The fundamental rule by which I live
When my team and I research new tools or channels, we start with a cold question: Will it make more money than it costs the customer? If the answer is probably yes, we test. Otherwise, we pass. That’s it.
“Plug in and go…you look at it and it’s just a rational thing. Is this a tool that will make more money than it costs the customer?” —Erik Huberman
That’s what we called SMS marketing early on. The calculation was obvious. It costs pennies to send a text message. Open rates crush email. People who share their number actually care. This combination translates into real revenue gains, not just pretty engagement graphs.
“It costs you, you know, pennies to text…we know texting is going to be more effective because if they give you their phone number, they don’t care.” —Erik Huberman
Why texting was an easy yes
We didn’t need a 60-slide deck to see it. The signals were there and the unit economics worked. Compare a text to an email. Emails are cheap, but they are more often ignored. Texts land in a space that people constantly check. Response times are faster. Offers convert at higher rates because the intent is higher.
Run the numbers on a basic use case. Let’s say you have 50,000 registered customers. You send a simple $0.015 promotion via SMS. That’s $750. If the campaign generates even a slight increase in orders, coupled with typical average order values, you get a quick ROI. Then, you overlay the flows: back-in-stock alerts, abandoned cart reminders, VIP drops. Mathematics is composed.
How I rate any new tool
There is a pattern that I repeat with every investment or deployment. This keeps things honest and fast.
- Set a clear revenue goal related to the tool.
- Set a short testing window with a fixed budget.
- Use simple KPIs: conversion rate, AOV, LTV lift, CAC impact.
- Run a clean A/B or holdout if you can.
- Scale only if the return on investment appears quickly.
The goal is not perfection. It’s proof. If the results show positive net returns, you’ve earned the right to scale. Otherwise, kill him without fear.
But what about fatigue and compliance?
Good perspective. Yes, texting can annoy people. Yes, you have to follow the rules. This is no reason to ignore it. It’s a reason to do things right. Use strict frequency limits. Segment by intent and recency. Offer real added value to each message. And always make it easy to unsubscribe.

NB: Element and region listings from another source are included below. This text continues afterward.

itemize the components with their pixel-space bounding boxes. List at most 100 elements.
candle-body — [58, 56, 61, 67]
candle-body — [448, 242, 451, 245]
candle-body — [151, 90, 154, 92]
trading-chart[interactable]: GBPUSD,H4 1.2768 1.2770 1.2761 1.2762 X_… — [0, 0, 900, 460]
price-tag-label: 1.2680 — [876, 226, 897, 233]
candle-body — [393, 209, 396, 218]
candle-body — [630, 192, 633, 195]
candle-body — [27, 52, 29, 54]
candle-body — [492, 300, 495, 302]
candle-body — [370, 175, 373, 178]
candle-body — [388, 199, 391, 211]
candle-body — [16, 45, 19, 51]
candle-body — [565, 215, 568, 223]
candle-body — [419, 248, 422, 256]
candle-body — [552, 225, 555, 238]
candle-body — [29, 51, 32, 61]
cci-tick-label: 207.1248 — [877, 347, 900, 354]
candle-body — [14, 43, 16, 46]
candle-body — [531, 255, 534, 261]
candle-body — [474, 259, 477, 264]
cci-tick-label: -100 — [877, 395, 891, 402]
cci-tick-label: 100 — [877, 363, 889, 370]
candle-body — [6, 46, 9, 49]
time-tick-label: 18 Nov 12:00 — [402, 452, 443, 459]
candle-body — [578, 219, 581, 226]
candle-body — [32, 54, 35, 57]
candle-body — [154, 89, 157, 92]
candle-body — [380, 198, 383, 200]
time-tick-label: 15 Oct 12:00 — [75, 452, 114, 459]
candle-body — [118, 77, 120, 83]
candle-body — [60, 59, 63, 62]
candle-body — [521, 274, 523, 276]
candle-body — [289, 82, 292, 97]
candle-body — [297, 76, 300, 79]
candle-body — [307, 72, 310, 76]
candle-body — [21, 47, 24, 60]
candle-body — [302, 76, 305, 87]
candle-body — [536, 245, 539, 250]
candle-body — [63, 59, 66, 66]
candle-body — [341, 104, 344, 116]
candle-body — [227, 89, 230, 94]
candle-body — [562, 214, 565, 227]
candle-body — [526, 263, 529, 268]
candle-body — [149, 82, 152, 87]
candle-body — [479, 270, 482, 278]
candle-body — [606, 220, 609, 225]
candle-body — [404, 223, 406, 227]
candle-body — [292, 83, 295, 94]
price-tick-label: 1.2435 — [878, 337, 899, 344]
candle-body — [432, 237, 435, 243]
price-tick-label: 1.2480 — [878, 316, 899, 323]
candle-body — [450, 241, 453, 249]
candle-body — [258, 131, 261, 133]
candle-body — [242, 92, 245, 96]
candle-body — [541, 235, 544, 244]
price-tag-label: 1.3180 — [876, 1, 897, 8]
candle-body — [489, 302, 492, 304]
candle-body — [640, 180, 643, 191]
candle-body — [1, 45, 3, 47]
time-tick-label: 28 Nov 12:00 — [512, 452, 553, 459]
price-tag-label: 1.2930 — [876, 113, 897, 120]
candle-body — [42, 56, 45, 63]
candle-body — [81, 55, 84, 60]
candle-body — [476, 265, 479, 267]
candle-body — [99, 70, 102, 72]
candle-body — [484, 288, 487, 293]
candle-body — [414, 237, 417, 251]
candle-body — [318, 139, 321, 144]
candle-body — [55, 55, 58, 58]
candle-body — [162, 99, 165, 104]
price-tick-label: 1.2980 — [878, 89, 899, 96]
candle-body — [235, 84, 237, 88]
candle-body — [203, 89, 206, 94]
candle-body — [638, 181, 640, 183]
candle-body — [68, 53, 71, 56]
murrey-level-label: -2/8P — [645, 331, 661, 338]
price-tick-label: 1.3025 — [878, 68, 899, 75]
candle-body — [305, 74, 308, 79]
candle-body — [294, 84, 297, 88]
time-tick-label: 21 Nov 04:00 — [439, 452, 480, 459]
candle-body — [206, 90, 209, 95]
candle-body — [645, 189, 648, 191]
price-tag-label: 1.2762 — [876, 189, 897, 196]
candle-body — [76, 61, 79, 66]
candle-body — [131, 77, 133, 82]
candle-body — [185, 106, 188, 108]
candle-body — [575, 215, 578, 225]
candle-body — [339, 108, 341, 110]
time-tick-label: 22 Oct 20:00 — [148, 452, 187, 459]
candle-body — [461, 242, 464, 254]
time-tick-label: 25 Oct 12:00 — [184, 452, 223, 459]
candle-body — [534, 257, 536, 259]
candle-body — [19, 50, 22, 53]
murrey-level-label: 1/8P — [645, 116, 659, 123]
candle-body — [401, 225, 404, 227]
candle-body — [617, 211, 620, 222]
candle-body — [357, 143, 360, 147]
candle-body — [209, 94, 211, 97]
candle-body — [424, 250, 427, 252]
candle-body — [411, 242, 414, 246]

Managed with respect, SMS becomes a useful ping and not a harmful one. The same idea applies to any tool. The chain is not the problem. Lazy execution is.
The biggest point
This ROI-driven goal isn’t just for SMS. It guides the way I invest and operate at every level. Some bets win; others don’t. But the process is consistent: hypothesis, test, verify, scale. This stops teams from chasing shiny objects and allows money to be focused on what actually moves the needle.
Act now
If you’re stuck on analysis, choose a tool you’ve been debating and do a thorough two-week test. Define success in dollars, not vanity metrics. If the tool is profitable, double down. If it doesn’t, cut it. Repeat. Momentum beats endless meetings.
In short, stop overthinking. Let ROI Decide. Your customers (and your P&L) will thank you.
Frequently Asked Questions
Q: How do you know if a tool is worth testing?
Look for a direct line to income. If you can associate the tool with higher conversion, better retention, or lower CAC, it’s worth running a small, time-limited test.
Q: What KPIs should I track during a pilot?
Track conversion rate, average order value, revenue per send or session, and net profit after costs. If you see a rapid return on investment, you are on the right track.
Q: How can I stop text messages from annoying customers?
Use permission-based lists, maximum frequency, segment by behavior, and send an actual value. Make unsubscriptions simple. Respect gives you long-term gains.
Q: What is a good initial budget for testing?
Keep it small but significant, enough to get statistically useful results. For SMS, a few targeted sends to a defined segment can quickly show clear signals.
Q: How quickly should I expect results?
For direct response tools like SMS, you can see the impact within days. If results drag on for weeks without improvement, take a break and reevaluate the offering, audience, or channel suitability.